The Optical Character Recognition (OCR) module recognizes and translates printed alphanumeric characters on a scanned image document and image-only PDFs into characters in a text document. OnBase OCR supports 18 languages, making it an ideal solution for international companies or businesses with document sets in multiple languages. The following output formats are available.
-
ASCII Text (Standard)
-
ASCII Text (Formatted)
-
PDF (several varieties)
-
Microsoft Word
-
HTML 3.2
-
HTML 4.0
-
Rich Text Format
-
Unicode Text (Standard)
-
Unicode Text (Formatted)
OCR is performed after an image has been scanned, Document Import Processed, or swept into OnBase. OCR settings can be created and saved for multiple Document Types.
The OCR module is most often used to convert image documents so that they can be:
-
Full Text Indexed
-
Internally and externally searched
-
Used with text-based cross-referencing
OnBase uses the Hyland OCR Engine as its character recognition software.
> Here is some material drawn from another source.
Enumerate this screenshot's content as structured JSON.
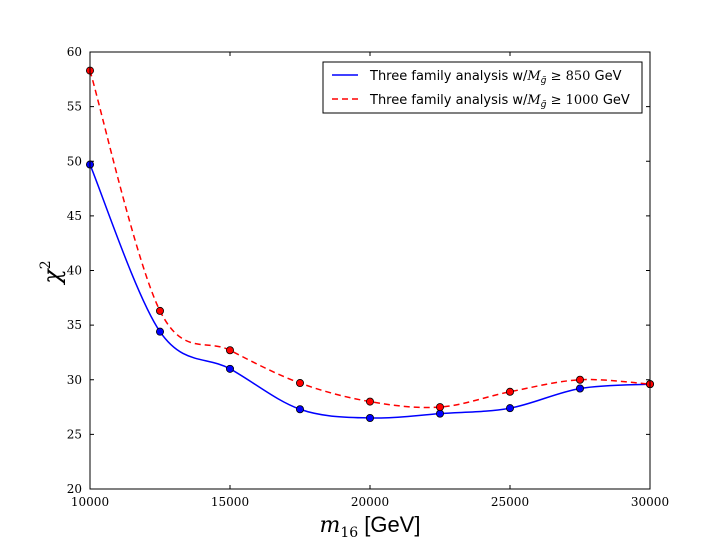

It does not require separate licensing or registration.
If you are licensed for any OnBase modules that use OCR technology (that is, Advanced Capture, Intelligent Capture for AP, or Automated Redaction), you must obtain and install the latest version of the Hyland OCR Engine software (available from your service provider) on each server or workstation that is to perform processing for these modules.
The OCR module is compatible with a number of different file formats and image types. For a list of supported file types, see the section on supported image file formats in the Full-Page OCR module reference guide.